Traços de uma vida: Artista do interior de SP celebra 50 anos de carreira

 


Traços de uma vida: Artista do interior de SP celebra 50 anos de carreira

fonte da imagem: G1 Globo 



Aos 60 anos, Cido Oliveira vê na inteligência artificial um recurso técnico, mas alerta: “Falta alma”










Natural de Presidente Prudente (SP), o artista plástico José Aparecido de Oliveira, conhecido como Cido Oliveira, começou a desenhar ainda criança, rabiscando nas margens dos cadernos escolares o que via do quintal de casa. Aos 10 anos, já fazia as primeiras pinturas com tinta guache e pincéis improvisados. Hoje, aos 60 anos, ele celebra meio século de dedicação às artes – uma trajetória que confunde sua própria biografia com a evolução da pintura nacional.

“Arte sempre foi meu respiro.

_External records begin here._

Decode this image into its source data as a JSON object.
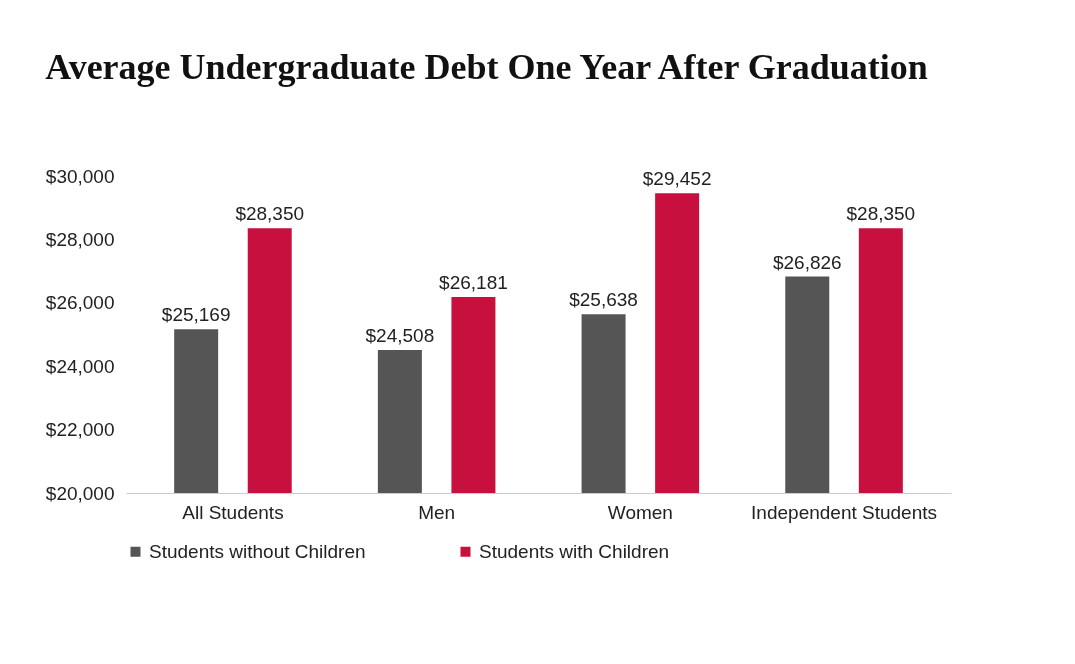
{
  "chart_data": {
    "type": "bar",
    "title": "Average Undergraduate Debt One Year After Graduation",
    "categories": [
      "All Students",
      "Men",
      "Women",
      "Independent Students"
    ],
    "series": [
      {
        "name": "Students without Children",
        "color": "#555555",
        "values": [
          25169,
          24508,
          25638,
          26826
        ],
        "value_labels": [
          "$25,169",
          "$24,508",
          "$25,638",
          "$26,826"
        ]
      },
      {
        "name": "Students with Children",
        "color": "#c8103e",
        "values": [
          28350,
          26181,
          29452,
          28350
        ],
        "value_labels": [
          "$28,350",
          "$26,181",
          "$29,452",
          "$28,350"
        ]
      }
    ],
    "ylim": [
      20000,
      30000
    ],
    "yticks": [
      {
        "value": 20000,
        "label": "$20,000"
      },
      {
        "value": 22000,
        "label": "$22,000"
      },
      {
        "value": 24000,
        "label": "$24,000"
      },
      {
        "value": 26000,
        "label": "$26,000"
      },
      {
        "value": 28000,
        "label": "$28,000"
      },
      {
        "value": 30000,
        "label": "$30,000"
      }
    ],
    "grid": false,
    "legend": "bottom"
  }
}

No interior, longe dos grandes centros, aprendi que o pincel fala quando a palavra não consegue”, conta Cido, que mantém um ateliê em sua cidade natal e já expôs em galerias de São Paulo, Brasília e até na Europa. Sua obra, marcada por figuras regionais e cores fortes que remetem ao pôr do sol no oeste paulista, transita entre o expressionismo abstrato e o realismo afetivo.

Mas, ao olhar para o futuro, Cido não esconde a preocupação com o avanço das inteligências artificias generativas. Programas como Midjourney, DALL-E e outros sistemas que criam imagens em segundos a partir de comandos de texto têm revolucionado o mercado artístico – e dividido opiniões.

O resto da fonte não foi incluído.